Nordrhein-WestfalenEinzelhandel NRW: Verdi fordert sieben Prozent mehr Lohn

Steigende Preise belasten viele Beschäftigte im NRW-Einzelhandel. Verdi will deutlich mehr Geld und einen höheren Mindeststundenlohn. Für die Arbeitgeber sind die Forderungen "nicht darstellbar".
Düsseldorf (dpa/lnw) - Die Gewerkschaft Verdi fordert für die Beschäftigten im nordrhein-westfälischen Einzelhandel sieben Prozent mehr Geld, mindestens aber 225 Euro im Monat. Darauf habe sich die Tarifkommission geeinigt, berichtete Verdi in Düsseldorf.

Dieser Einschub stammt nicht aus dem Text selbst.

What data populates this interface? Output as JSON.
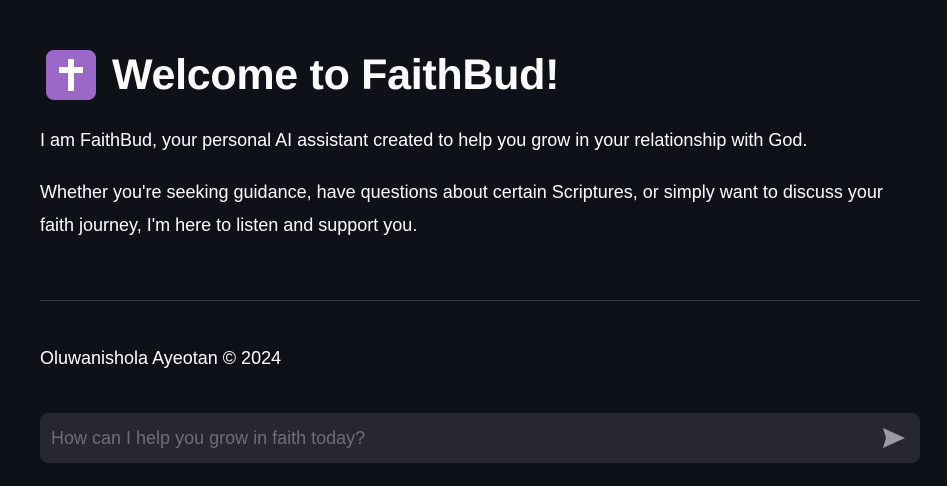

"Angesichts steigender Preise für Miete, Energie und Lebensmittel ist es dringend notwendig, die Einkommen spürbar zu erhöhen", erklärte Verdi-Verhandlungsführerin Henrike Eickholt laut einer Mitteilung. "Gute Arbeit im Einzelhandel muss endlich auch zu einem Einkommen führen, von dem die Beschäftigten leben können."
Verdi fordert auch Mindeststundenlohn von 14,90 Euro
Neben höheren Löhnen und Gehältern forderte die Gewerkschaft 14,90 Euro Mindeststundenlohn und ein Plus der Ausbildungsvergütungen um 150 Euro. Die Laufzeit der neuen Tarifverträge soll 12 Monate betragen. Zuvor hatten bereits andere Verdi-Tarifbezirke in Westdeutschland Forderungen in gleicher Höhe beschlossen.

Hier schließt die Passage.